Now, it would be easy (in fact, a little too easy) to pile on Ms. Lahren and question her true “conservative credentials” and all the other things I’ve seen some of my colleagues do. But, the fault doesn’t lie with the former Blaze personality. In fact, I reject that one is a hypocrite if they benefit from a law that they fundamentally opposed. It’s completely illogical.
Let me explain.
I thought the “Cash for Clunkers” program from the Obama Administration’s first months was a terrible law. It was a gift to the auto industry enticing people to trade in their older cars to purchase new ones at a federally subsidized discount. I was also told that getting all those gas-guzzling “clunkers” off the road would be better for the environment because climate change is the single greatest threat to mankind and gas was never going to fall back to $2.00 per gallon. I debated the issue with friends and family and tried to get my congressman to oppose it. Eventually, I lost the argument and “Cash for Clunkers” became law.

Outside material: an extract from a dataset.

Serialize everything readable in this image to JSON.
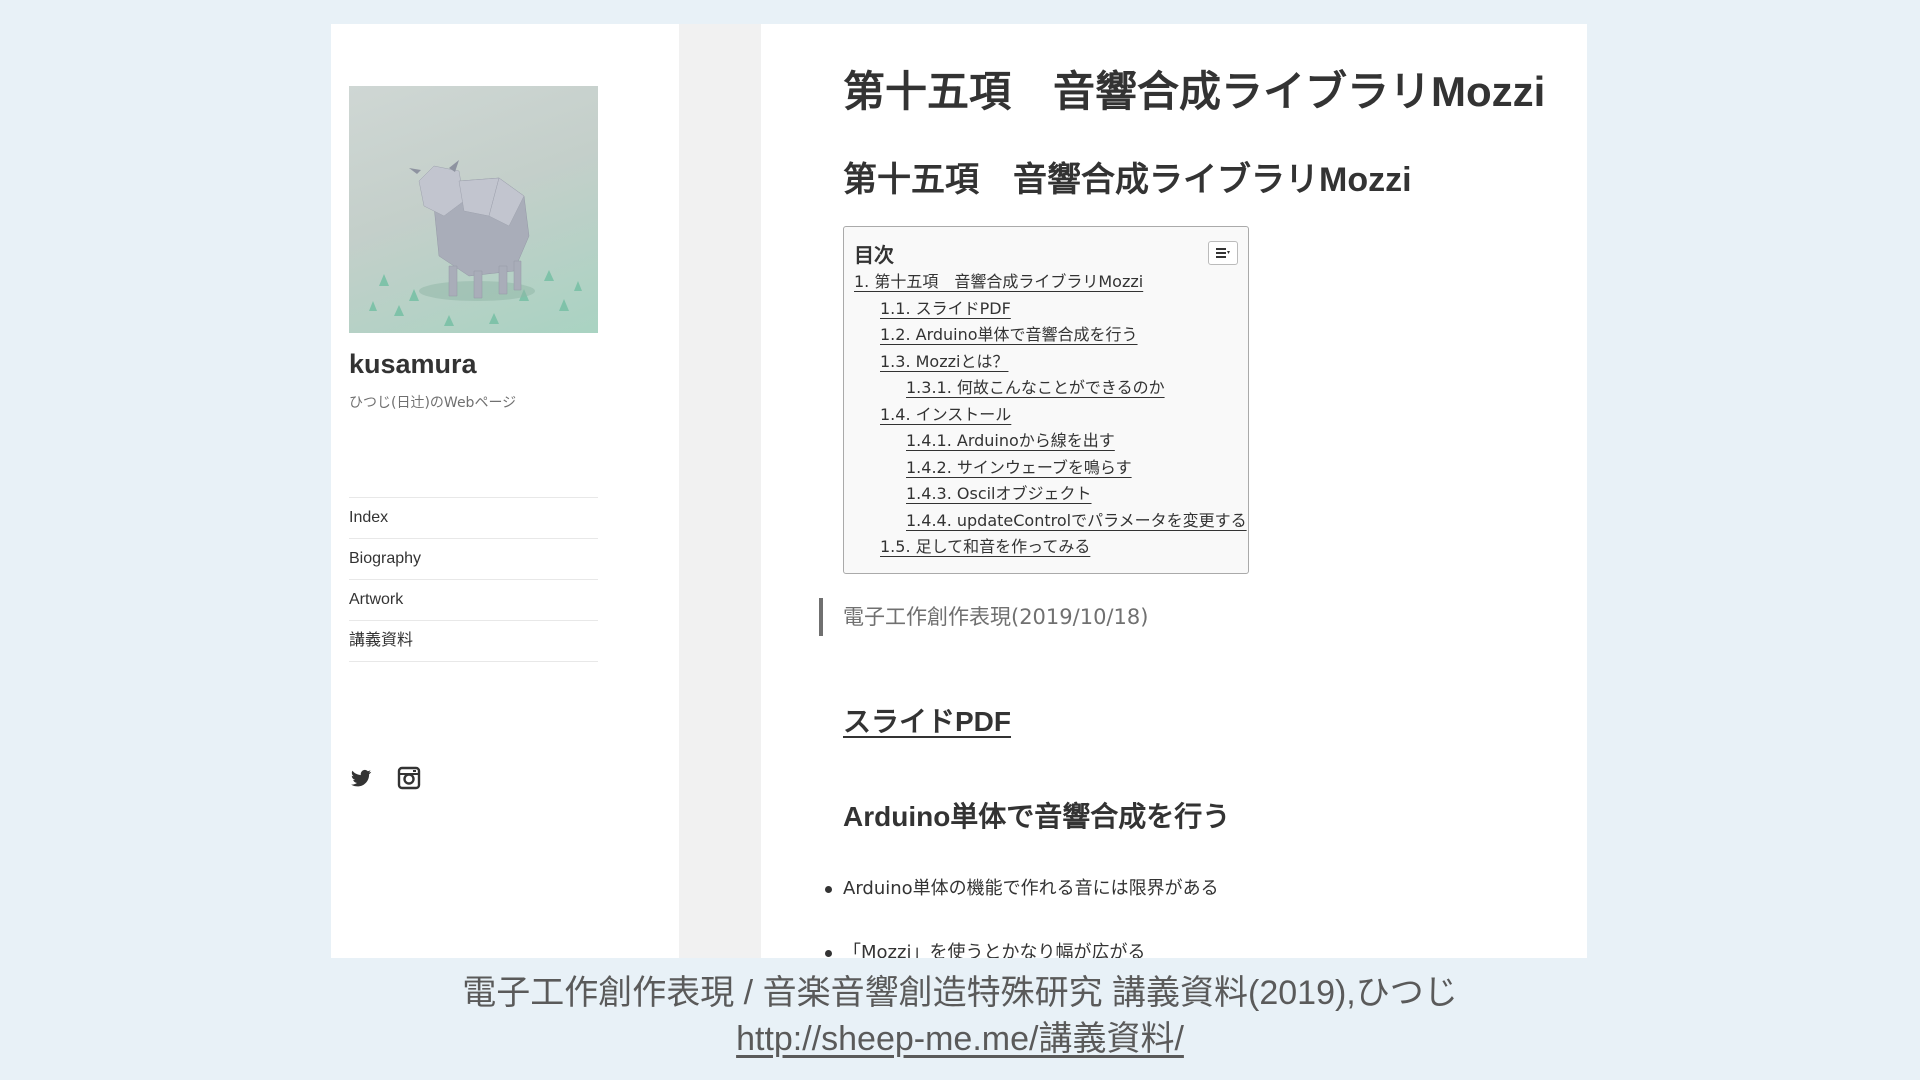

Now, once this stupid idea was law and my money was taken from me every week from my paycheck to partially fund this debacle, would I be a hypocrite if I took advantage of “Cash for Clunkers” when I traded in my old Chevy for a new Ford Flex? (I really did get a new Ford Flex… I miss that car.) Am I not a “true conservative” because the government has handing out money and I took it? If I’m a hypocrite for that than one must argue that liberals are hypocrites for benefiting from every tax cut put forth by Republicans over the decades that they always, instinctively oppose.

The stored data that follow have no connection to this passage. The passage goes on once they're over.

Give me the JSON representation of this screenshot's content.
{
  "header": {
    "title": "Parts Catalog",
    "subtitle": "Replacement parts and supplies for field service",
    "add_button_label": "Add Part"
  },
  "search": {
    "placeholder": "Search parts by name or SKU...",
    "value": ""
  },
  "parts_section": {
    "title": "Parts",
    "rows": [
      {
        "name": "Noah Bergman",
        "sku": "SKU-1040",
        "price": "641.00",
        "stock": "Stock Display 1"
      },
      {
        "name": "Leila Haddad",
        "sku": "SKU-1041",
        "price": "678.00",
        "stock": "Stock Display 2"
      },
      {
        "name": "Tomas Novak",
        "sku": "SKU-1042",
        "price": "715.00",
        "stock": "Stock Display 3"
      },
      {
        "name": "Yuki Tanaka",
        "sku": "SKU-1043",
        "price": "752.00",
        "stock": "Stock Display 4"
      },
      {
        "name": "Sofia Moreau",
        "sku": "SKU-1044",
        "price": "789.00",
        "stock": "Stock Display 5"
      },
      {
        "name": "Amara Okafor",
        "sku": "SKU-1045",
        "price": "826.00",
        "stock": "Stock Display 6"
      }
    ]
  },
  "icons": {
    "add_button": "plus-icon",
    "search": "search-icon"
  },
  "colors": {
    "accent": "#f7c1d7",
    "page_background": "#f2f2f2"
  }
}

No, the real story behind Lahren’s dependence on her parents’ health insurance is that it perfectly illustrates what is fundamentally wrong with the principles behind Obamacare. We were told that the government needed to intrude on the health insurance industry because Americans were in true and desperate need of help. That our fellow citizens were choosing between food and health care and without government intervention Americans would be dying in the streets.
We were also told that young people, like Lahren, couldn’t afford their own health insurance and, therefore, the government would need to force insurance companies to allow parents to cover their young adult children up to the age of twenty-six. Never mind the very real and true fact that the vast majority of health insurance premiums for healthy adults in their early twenties was about the same as a typical cell phone data plan circa 2010, we were shown all of the anecdotal families who were in desperate need of this new government mandate.
And, here we are.
Tomi Lahren, a woman who has been gainfully employed for several years is living in the virtual basement of her parents’ home by staying dependent on them for her annual physicals. And this is a good thing? I could point out that when my parents were Ms. Lahren’s age they were married and parents of two fine young boys. The thought of them staying on my grandparents’ health plan (or in their home for that matter) is laughable.
Like most conservatives… no, most Americans, I truly want to have a government that helps those who are truly in need. But even though big government programs like the Affordable Care Act are sold to us by pulling on our heart strings and preying on the American spirit of generosity and compassion, it turns out that those who are truly in need are merely props used for the TV commercial to sell statism. When these laws are finally enacted we find that Kendall Jenner gets to stay on Caitlyn’s Kaiser plan.
Shouldn’t the Kardashians buy their own health insurance? or, at the very least, shouldn’t the E! Channel and Ryan Seacrest pick up the tab? And yes, I just sort of called Tomi Lahren the Kardashian of the conservative commentariat. And I’m OK with that.
This is an opinion piece. The views expressed in this article are those of just the author.